Trump no sólo hace alarde de su excepcionalismo y destreza militar de siempre, sino que declara que Venezuela en adelante será gobernada por Estados Unidos, o en otras palabras, que es una tierra conquistada; Tanto es así que ya está prevista una segunda invasión militar si fuera necesario. Se espera que tome un control sustancial del petróleo venezolano. nuestro negocio Y los miles de millones de dólares que ganarán las empresas estadounidenses. Amenazó a toda América Latina, empezando por Cuba y Colombia, y al mundo entero, mostrando al mundo la indiscutible superpotencia militar de Estados Unidos.
El silencio de la UE hace que esta transición sea aún más dolorosa. El gobierno italiano también dio su justificación. Durante cuatro años, Putin ha sido objeto de escrutinio diario en Europa, diciendo repetidamente que un lado es el agresor y el otro está bajo ataque. Hoy, la falta de ira de la UE ante una nueva agresión, tanto por parte del agresor como de los objetivos, invalida la ya frágil credibilidad de todas las políticas europeas y hace imposible tomar medidas políticas contra Rusia durante cuatro años. La indiscutible jactancia de Trump sobre la operación señaló públicamente el fracaso del derecho internacional, reemplazado por la ley más poderosa y llamativa impuesta, y no solo por el dictador y sus aliados Putin y Netanyahu.
Este abandono general y claro del derecho internacional legitimaría cualquier posible violación del derecho internacional, pasada o futura: Rusia invadió Ucrania ayer, China invadió Taiwán mañana, y luego otros países, desde Cuba hasta Groenlandia, ya están hoy bajo amenaza. Esto es así hasta que la guerra agresiva se normalice y globalice.
Nunca antes había sido más necesaria una respuesta institucional para frenar esta tendencia; de lo contrario, el derecho internacional dejará de existir: primero, Trump, al igual que Putin y Netanyahu antes que él, fue condenado por la Corte Penal Internacional, pero sus miembros han sido atacados, amenazados y gravemente intimidados repetidamente por estos criminales. En segundo lugar, la condena política, decidida por una mayoría de la Asamblea General de la ONU y de todos los países que todavía creen en los fundamentos legales. En tercer lugar, movilizar las fuerzas de paz en todo el mundo y, más simplemente, a todos los civiles. La impunidad de un crimen, la aceptación pasiva y temerosa, la sumisión a su violencia y la arrogancia siempre han sido equiparadas a su legitimidad.

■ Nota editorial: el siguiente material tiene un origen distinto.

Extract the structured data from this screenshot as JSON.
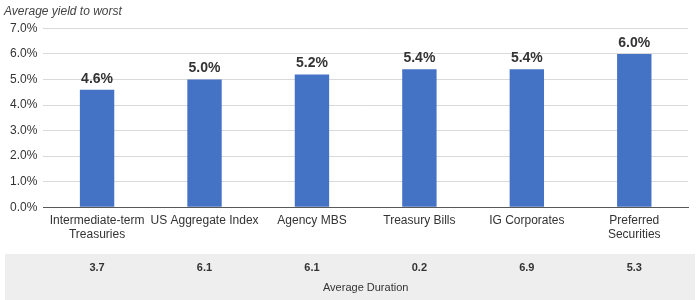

El 3 de enero marcó un punto de inflexión en un mundo ya confuso del derecho internacional. Después de tantas guerras (Serbia, Afganistán, Irak, Libia, bajo la apariencia de etiquetas falsas como guerra moral, exportación de democracia, defensa preventiva), la potencia militar más poderosa del mundo ha declarado oficialmente la ley del fuerte. En un mundo con 12.000 ojivas nucleares, nueve naciones motivadas casi todas por la lógica del enemigo, leyes tan bárbaras tarde o temprano equivaldrán a la autodestrucción de la humanidad. La única alternativa, aunque poco probable, es posible, como siempre, una reconstrucción constitucional de la Carta de las Naciones Unidas, que vaya más allá de declarar la paz e introduzca la única garantía capaz de hacer imposible la guerra: la prohibición de las armas –todas las armas diseñadas para matar– y la disposición y el severo castigo de su producción y comercio como crímenes muy graves contra la humanidad. Utopía, efectivamente: pero es lo único que tenemos. Contiene una opinión que es altamente improbable, pero por la cual estamos obligados a seguirla.